Smuggling is a novel backdrop for a heist movie as is the way the movie manages to work in Jackson Pollack.  The handheld, shaky camera work allows the movie to negotiate the claustrophobic spaces of the ship.  Eschewing anything flashy or slick—after all, this is a gritty THRILLER!—the murky cinematography adds to its cinema gritte aesthetic.

“If you get in, you have to be able to get back out.” –Dad

Rooting for thieves is nothing new.  Wahlberg plays a blue collar, hard-nosed Robin Hood who’s only wanting to protect his family.  So we forgive his “doing wrong for the right reasons” credo.  Despite missing his old life, he walked the straight and narrow.

Plus, thieves seem to occupy a special place in God’s heart, too.

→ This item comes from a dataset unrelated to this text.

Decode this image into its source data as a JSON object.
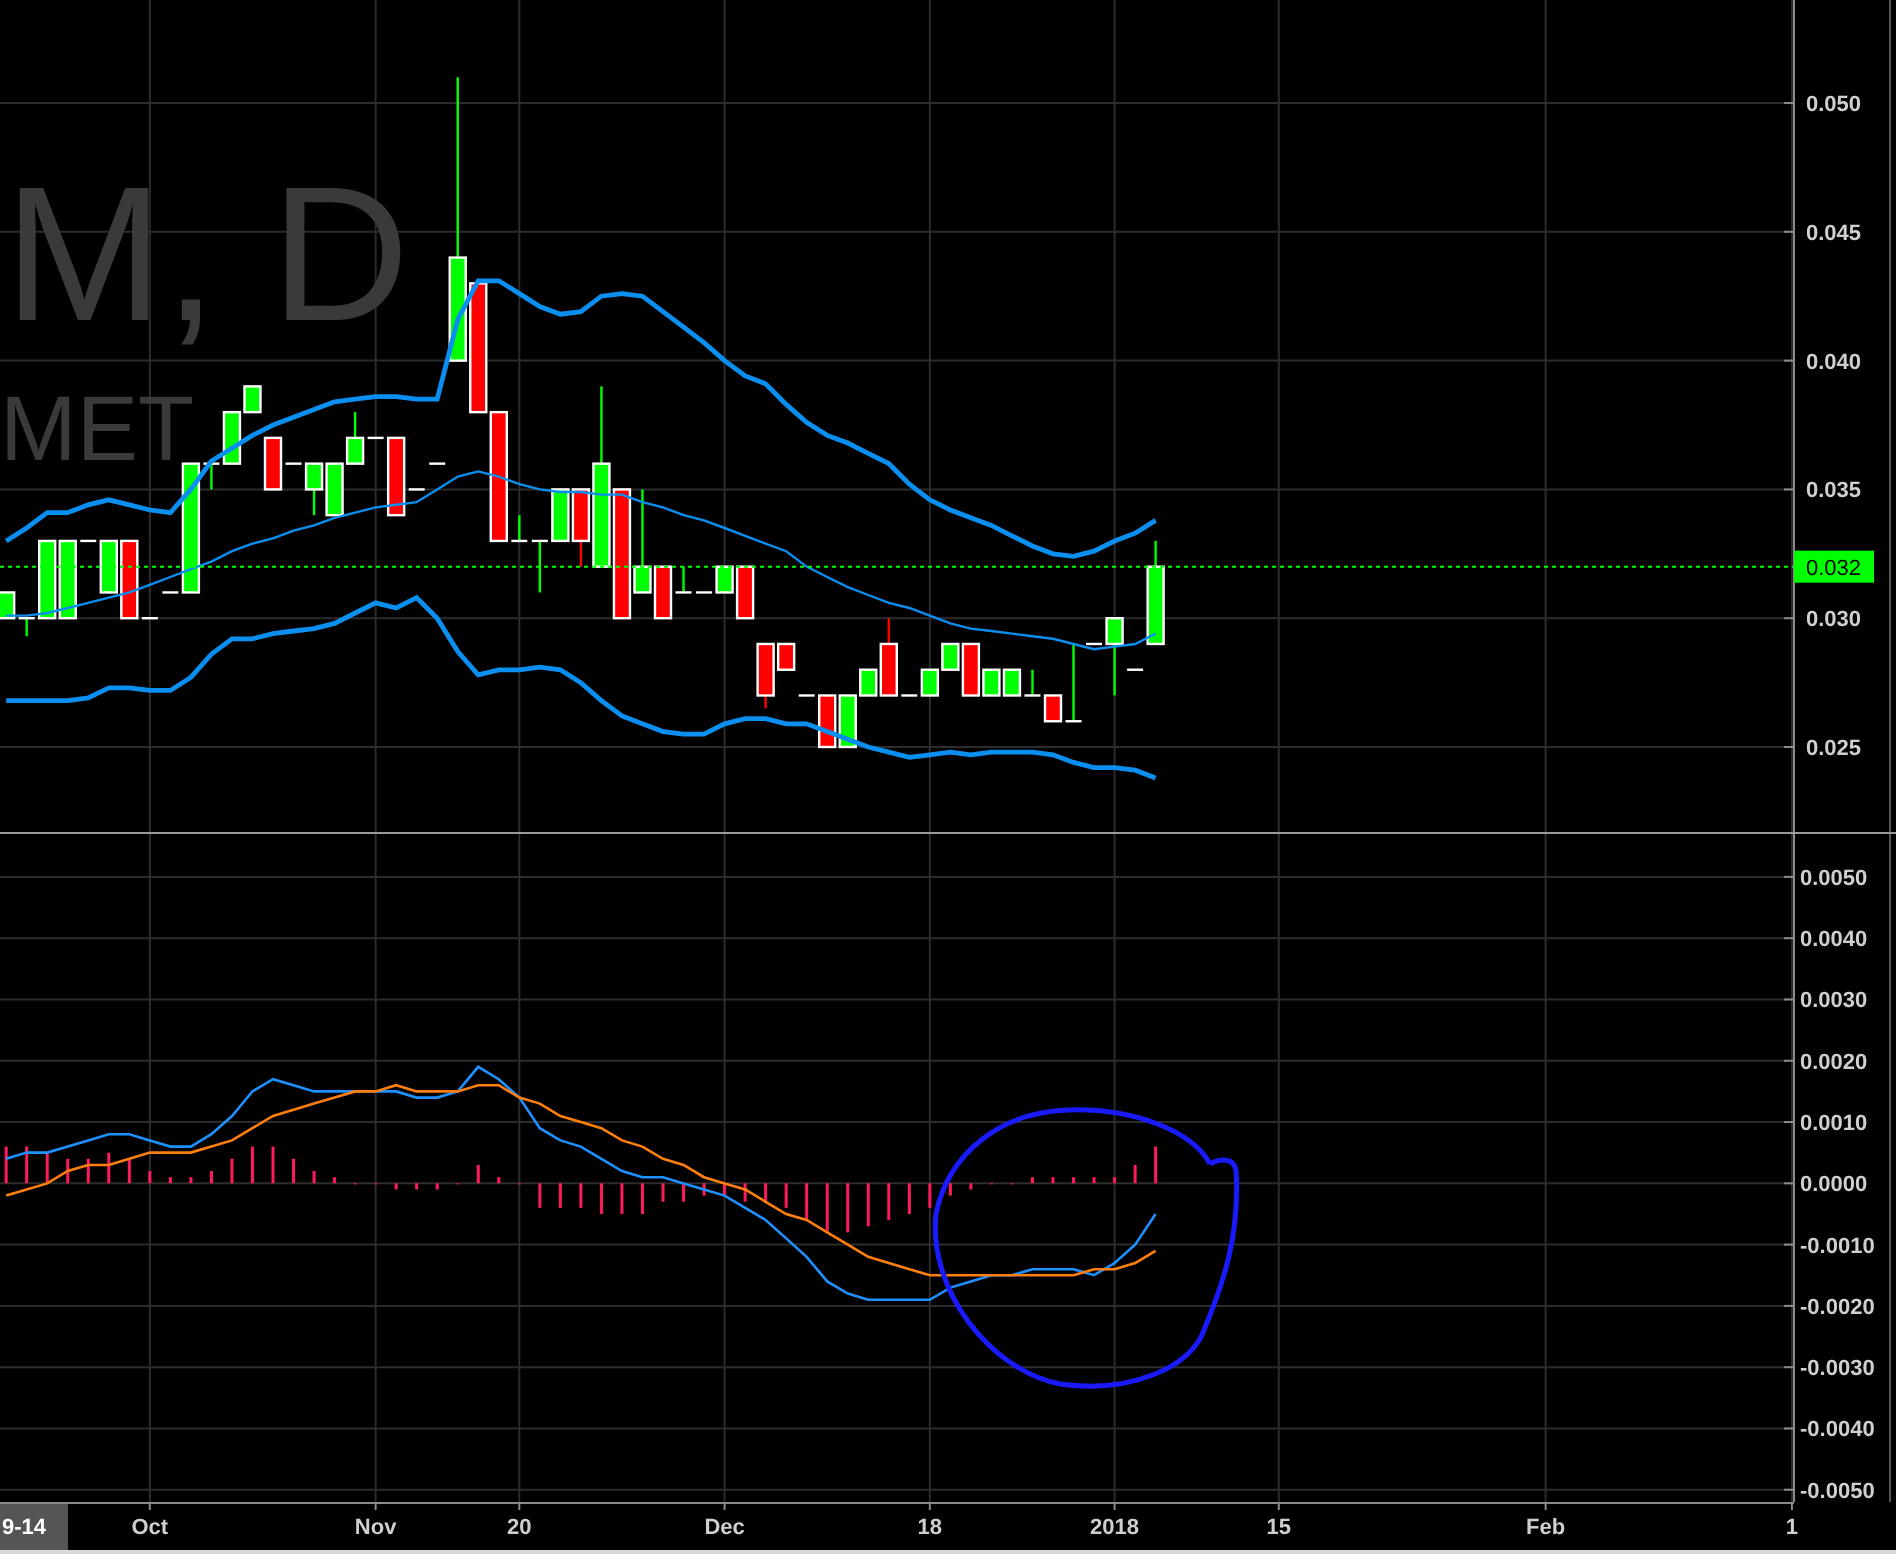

Jesus, when he was on the cross, suffering through the slow torturous death that was crucifixion, was also the subject of cruel taunts from the crowd, soldiers, and priests. The punishment of crucifixion was reserved for the worst of criminals, those declared enemies of the Roman state. Occupying the spot originally reserved from freed criminal Barabbas, Jesus was crucified between two other criminals. Thieves, men of violence.

Initially, both thieves joined in the crowd’s scoffing, yet something changed in the (soon-to-be-contrite) thief’s mind, awoke in him. To the crowds’ jeers he heard Jesus say “Father, forgive them; for they do not know what they are doing.” He saw his life and his own actions in a new light. On the cross, his life nearing its end, he realized that his sentence was just. He took ownership of his actions, but not only that, he saw Jesus for who He was. Just as much as Jesus identified with sinners, that sinner had a perfectly focused view of the Christ. Jesus’ own disciples didn’t have such a clear faith as the thief did.

We love a rousing bad-boy-made-good story.

Contraband delivers exactly what you expect, almost beat for storyline beat.  No more, no less as if it were cinematic action-heist comfort food.  Like a sequel to The Italian Job played straight (as in without charm or humor) or [insert generic thriller – I kept waiting for a Mel Gibson-esque “Give me back my son!” sort of moment].  Which is the movie’s problem:  locale and smuggling backdrop aside, it is so conventional it is immediately forgettable.